Darüber hinaus gilt meiner Meinung nach für diesen Text dasselbe wie für den anderen: es passiert nicht genug. Mir gibt es zu wenig Handlung. Es klingt wie aus einem Tagebuch, nicht wie eine Kurzgeschichte. Das ist wahrscheinlich nicht, was die meisten hier lesen wollen.

Ich habe nicht einmal mitbekommen, ob es sich beim Erzähler um einen Er oder eine Sie handelt. Vielleicht habe ich etwas überlesen; vielleicht gibt es Fälle, in denen es egal ist, aber hier hat es mich gestört.

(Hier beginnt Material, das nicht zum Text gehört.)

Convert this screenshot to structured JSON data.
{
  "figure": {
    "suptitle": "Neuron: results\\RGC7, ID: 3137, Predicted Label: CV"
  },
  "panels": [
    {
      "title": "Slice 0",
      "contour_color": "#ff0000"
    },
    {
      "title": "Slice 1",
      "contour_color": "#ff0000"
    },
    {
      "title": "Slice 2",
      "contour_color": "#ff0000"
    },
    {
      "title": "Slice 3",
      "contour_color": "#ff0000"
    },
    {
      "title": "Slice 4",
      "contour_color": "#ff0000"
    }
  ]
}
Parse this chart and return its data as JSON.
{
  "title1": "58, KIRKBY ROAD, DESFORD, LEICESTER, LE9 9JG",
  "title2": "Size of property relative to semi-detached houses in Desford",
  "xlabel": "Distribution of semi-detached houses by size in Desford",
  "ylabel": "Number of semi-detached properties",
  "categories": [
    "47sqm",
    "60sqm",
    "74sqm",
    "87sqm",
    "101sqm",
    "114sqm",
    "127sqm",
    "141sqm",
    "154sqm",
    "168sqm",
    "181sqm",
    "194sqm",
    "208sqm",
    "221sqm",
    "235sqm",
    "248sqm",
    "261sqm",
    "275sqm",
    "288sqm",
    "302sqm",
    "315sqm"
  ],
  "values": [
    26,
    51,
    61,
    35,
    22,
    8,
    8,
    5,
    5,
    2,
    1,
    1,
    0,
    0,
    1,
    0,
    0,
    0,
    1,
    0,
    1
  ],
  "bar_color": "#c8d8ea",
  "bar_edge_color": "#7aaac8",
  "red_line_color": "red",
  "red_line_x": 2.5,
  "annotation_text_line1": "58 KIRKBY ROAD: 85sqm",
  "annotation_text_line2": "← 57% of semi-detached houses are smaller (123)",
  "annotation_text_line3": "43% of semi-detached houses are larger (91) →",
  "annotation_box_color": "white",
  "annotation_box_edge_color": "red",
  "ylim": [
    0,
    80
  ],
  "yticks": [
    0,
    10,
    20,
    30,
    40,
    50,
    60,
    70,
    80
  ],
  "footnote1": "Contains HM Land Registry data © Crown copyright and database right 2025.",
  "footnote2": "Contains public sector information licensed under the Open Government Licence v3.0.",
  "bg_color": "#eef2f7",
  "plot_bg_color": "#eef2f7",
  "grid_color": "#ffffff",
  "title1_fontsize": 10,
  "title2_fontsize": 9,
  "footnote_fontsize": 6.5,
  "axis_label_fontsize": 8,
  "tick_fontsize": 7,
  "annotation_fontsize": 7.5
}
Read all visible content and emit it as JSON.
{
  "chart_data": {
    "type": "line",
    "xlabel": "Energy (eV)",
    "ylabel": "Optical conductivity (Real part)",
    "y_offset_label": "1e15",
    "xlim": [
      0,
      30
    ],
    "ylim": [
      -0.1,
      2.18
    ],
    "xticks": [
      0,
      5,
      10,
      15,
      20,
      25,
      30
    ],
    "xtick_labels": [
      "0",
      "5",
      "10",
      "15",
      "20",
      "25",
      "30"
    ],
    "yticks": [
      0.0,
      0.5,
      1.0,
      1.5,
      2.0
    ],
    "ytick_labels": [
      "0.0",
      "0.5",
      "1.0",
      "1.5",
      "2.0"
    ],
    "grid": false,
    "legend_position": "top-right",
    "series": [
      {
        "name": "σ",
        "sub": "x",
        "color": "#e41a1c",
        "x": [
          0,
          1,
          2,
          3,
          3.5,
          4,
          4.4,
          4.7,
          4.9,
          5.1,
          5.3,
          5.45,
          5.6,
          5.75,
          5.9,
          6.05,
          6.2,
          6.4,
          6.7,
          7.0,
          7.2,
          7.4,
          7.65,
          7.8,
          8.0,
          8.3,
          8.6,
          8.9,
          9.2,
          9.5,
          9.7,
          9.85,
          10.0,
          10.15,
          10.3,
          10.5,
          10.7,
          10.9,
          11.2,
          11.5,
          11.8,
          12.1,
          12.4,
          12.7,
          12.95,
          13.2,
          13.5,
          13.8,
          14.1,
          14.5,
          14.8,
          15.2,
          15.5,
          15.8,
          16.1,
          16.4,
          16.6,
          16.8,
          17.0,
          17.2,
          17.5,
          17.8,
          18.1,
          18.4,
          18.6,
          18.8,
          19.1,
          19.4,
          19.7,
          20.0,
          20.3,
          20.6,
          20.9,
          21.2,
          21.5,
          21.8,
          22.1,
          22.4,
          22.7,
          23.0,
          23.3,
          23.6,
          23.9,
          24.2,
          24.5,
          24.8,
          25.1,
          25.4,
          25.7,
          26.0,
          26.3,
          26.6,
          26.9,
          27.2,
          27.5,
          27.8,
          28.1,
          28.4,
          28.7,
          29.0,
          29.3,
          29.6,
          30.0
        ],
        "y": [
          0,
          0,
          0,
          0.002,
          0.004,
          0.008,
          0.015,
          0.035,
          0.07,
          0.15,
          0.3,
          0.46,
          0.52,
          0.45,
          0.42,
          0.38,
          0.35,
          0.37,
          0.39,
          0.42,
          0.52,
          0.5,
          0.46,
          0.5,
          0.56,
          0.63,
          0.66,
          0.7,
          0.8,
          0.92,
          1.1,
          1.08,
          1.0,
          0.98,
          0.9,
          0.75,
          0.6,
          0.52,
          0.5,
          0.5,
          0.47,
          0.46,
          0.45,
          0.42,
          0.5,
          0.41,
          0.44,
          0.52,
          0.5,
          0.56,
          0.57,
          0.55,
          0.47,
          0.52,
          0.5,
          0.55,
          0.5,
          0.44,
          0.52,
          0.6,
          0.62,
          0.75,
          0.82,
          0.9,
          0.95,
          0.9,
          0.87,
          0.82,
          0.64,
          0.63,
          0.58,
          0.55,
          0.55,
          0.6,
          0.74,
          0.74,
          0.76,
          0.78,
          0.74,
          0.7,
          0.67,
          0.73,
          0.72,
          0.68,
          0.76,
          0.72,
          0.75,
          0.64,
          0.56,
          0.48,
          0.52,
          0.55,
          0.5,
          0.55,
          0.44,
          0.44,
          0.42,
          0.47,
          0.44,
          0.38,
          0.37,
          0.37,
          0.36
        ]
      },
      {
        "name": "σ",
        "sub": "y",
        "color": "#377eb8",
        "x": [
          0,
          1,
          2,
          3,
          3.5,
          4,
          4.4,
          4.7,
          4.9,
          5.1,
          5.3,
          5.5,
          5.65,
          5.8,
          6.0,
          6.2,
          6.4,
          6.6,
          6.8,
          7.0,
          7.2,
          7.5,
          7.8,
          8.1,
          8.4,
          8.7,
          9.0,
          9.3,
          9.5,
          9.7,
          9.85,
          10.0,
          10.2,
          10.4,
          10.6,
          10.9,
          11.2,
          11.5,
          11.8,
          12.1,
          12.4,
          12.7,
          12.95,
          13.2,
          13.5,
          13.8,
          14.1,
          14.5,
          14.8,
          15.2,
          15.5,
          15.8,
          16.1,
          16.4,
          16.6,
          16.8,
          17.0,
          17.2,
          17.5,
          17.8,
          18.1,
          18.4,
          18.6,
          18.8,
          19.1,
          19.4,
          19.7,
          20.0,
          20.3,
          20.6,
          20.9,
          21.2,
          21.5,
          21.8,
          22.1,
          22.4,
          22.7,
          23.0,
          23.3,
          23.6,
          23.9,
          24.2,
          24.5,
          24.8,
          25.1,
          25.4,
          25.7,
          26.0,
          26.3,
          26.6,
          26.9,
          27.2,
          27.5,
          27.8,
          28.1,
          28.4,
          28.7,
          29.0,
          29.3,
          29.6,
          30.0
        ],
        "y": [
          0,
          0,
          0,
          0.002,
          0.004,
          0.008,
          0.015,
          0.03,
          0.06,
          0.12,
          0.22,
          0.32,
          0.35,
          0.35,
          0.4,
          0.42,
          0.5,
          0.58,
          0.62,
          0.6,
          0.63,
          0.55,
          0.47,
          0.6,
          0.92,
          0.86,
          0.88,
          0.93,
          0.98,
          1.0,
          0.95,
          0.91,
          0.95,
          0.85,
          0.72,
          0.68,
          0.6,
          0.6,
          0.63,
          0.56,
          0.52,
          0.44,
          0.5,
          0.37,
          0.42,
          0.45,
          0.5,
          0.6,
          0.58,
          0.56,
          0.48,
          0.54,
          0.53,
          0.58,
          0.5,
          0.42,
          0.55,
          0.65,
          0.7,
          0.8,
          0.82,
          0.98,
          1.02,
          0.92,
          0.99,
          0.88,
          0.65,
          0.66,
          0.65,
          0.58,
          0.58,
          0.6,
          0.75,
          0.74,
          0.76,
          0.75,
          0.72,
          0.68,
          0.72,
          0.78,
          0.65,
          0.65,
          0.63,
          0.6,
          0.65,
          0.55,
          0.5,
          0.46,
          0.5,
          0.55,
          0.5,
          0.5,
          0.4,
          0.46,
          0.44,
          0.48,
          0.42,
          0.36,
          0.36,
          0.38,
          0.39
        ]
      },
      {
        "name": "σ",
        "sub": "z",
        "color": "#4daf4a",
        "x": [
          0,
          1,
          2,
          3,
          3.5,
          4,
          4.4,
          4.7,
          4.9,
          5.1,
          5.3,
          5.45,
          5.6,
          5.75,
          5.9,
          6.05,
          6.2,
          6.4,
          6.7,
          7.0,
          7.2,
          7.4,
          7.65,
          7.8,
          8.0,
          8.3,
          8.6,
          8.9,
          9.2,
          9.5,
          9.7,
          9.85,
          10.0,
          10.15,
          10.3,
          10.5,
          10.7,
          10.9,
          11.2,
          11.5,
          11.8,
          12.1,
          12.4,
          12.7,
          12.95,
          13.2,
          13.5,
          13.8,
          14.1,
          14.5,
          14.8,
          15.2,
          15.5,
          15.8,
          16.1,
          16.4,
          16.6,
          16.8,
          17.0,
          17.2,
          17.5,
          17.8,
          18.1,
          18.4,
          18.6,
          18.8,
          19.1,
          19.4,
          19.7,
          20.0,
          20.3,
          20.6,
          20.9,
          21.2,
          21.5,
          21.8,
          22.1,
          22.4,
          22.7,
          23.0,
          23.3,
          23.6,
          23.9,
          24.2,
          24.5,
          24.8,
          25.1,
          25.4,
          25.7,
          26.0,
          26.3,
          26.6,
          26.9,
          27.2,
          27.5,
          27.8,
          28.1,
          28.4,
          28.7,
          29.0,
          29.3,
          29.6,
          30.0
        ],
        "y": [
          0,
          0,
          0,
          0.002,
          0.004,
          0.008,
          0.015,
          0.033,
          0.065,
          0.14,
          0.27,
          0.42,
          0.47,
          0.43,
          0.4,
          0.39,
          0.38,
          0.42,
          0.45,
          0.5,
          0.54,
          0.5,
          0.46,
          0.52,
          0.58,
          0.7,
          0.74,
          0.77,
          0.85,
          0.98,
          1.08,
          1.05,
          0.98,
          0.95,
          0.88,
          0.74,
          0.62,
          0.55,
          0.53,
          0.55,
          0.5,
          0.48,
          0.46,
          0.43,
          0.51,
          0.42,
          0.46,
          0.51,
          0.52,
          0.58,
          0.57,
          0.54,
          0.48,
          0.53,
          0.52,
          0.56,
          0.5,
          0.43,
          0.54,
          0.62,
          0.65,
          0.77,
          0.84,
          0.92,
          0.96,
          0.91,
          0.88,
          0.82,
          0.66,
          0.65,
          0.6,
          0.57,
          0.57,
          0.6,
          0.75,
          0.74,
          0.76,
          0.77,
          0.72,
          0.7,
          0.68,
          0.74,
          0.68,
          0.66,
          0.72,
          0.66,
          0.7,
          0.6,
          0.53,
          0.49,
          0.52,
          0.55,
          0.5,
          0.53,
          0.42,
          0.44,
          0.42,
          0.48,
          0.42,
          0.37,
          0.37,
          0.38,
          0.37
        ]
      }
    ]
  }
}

Ein paar Abätze, d.h. Leerzeilen wären auch keine schlechte Sache.

Der letzte Satz hat mir übrigens gut gefallen, möchte ich erwähnen!

Lass dich nicht von mir entmutigen

imperfektionist

 

Hallo :)
Ich verstehe schon das Anliegen, das die Handlung zu platt scheint, aber persönlich muss ich auch sagen, das solche Sachen eher meinem Stil entsprechen.
Hier geht es kaum um eine lange, ausgeschriebene Handlung, sondern um Den Prota und sein Innenleben, seine Gefühle und die Art, wie er mit der Situation am Ende umgeht.
Ich finde, dass so etwas wichtiger in einer klassischen Kurzgeschichte ist.
Jedoch werde ich versuchen, die Handlung meiner nächsten Texte noch etwas besser zu machen. Allerdings kann ich nicht zu viel Versprechen, da ich mich nicht verbiegen möchte und keinen komplett anderen Schreibstil aneignen mag.

Das mit den Zeilen lassen werde ich mir merken! Es hilft wirklich, wenn man in solch einem Text quasi Denkpausen einlegen kann :).

Danke für die Kritik, ich versuche es in der nächsten Geschichte besser zu lösen das ich als Autorin und auch die Leser gleichermaßen Spaß an der Geschichte finden.
lg AC~

 
Zuletzt bearbeitet:

Hallo Amalia Cosma

Hier geht es kaum um eine lange, ausgeschriebene Handlung, sondern um Den Prota und sein Innenleben, seine Gefühle und die Art, wie er mit der Situation am Ende umgeht.
Ich finde, dass so etwas wichtiger in einer klassischen Kurzgeschichte ist.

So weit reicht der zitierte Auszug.